During the “coding phase”, the developers constantly go to the architect/project manager/lead and say “what about when X happens — there’s nothing in here about that.” They are then given an answer and, if anyone has time, the various SDLC documents are dutifully updated accordingly. So, developers write code and expose issues, at which time requirements and design are revisited. These small cycles, iterations, if you will, continue throughout the development phase, and on into the testing phase, at which time they become more expensive, but still happen routinely. Now, those are just small things that were omitted in spite of months of designing under the assumption of prescience — for the big ones, something called a “change request” is required. This is the same thing, but with more emails and word documents and anger because it’s a bigger alteration and thus iteration. But, in either case, things happen, requirements change, design is revisited, code is altered.

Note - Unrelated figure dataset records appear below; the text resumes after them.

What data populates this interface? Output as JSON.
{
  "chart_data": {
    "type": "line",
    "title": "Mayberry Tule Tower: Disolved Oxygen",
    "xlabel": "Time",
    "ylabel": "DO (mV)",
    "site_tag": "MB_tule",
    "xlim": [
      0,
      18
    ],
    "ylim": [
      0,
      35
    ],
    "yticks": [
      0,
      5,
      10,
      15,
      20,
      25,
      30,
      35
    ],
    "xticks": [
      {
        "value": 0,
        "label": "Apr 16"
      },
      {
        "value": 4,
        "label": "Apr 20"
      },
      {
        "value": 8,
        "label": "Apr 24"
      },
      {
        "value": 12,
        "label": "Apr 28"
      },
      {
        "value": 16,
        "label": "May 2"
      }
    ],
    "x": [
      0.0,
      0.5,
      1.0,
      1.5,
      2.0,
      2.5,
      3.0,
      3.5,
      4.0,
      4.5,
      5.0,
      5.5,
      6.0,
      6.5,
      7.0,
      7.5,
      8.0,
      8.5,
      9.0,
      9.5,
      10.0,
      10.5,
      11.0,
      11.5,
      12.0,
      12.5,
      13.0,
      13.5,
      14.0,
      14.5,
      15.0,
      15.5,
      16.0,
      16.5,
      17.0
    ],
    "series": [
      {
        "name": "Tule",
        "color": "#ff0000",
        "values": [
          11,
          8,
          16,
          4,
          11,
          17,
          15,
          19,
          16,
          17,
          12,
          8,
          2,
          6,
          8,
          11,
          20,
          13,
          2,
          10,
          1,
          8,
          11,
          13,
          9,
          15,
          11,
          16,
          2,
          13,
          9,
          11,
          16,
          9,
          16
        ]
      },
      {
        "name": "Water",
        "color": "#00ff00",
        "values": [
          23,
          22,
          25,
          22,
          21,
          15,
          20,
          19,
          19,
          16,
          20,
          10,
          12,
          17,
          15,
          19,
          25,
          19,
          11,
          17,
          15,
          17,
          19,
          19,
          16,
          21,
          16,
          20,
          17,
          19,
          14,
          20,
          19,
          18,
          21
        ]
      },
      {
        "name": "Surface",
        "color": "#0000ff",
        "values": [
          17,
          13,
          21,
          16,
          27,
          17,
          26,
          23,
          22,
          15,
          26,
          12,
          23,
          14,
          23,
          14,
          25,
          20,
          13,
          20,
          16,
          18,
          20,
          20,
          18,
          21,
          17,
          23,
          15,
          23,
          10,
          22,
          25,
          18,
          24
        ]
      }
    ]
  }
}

Whoah. Let’s think about that. Once the coding starts, the requirements and design artifacts are routinely changed and updated, the code changes to reflect that, and then incremental testing is (hopefully) done. That doesn’t sound like a “waterfall” at all. That sounds pretty iterative. The only thing missing is involving the stakeholders. So, when you get right down to it, “Waterfall” is just dysfunctional iterative development where the first two months (or whatever) are spent screwing around before getting to work, where iterations are undertaken and approved internally without stakeholder feedback, and where delivery is generally late and over budget, probably by an amount in the neighborhood of the amount of time spent screwing around in the beginning.

The Take-Away

My point here isn’t to try to persuade anyone to alter their software development approach, but rather to try to clarify the discussion somewhat. What we call “waterfall” is really just a specifically awkward and inefficient iterative approach (the closest thing to an exception I can think of is big government projects where it actually is possible to freeze requirements for months or years, but then again, these fail at an absolutely incredible rate and will still be subject to the “oh yeah, we never considered that situation” changes, if not the external change requests). So there isn’t “iterative approach” and “waterfall approach”, but rather “iterative approach” and “iterative approach where you procrastinate and scramble at the end.” And, I don’t know about you, but I was on the wrong side of that fence enough times as a college kid that I have no taste left for it.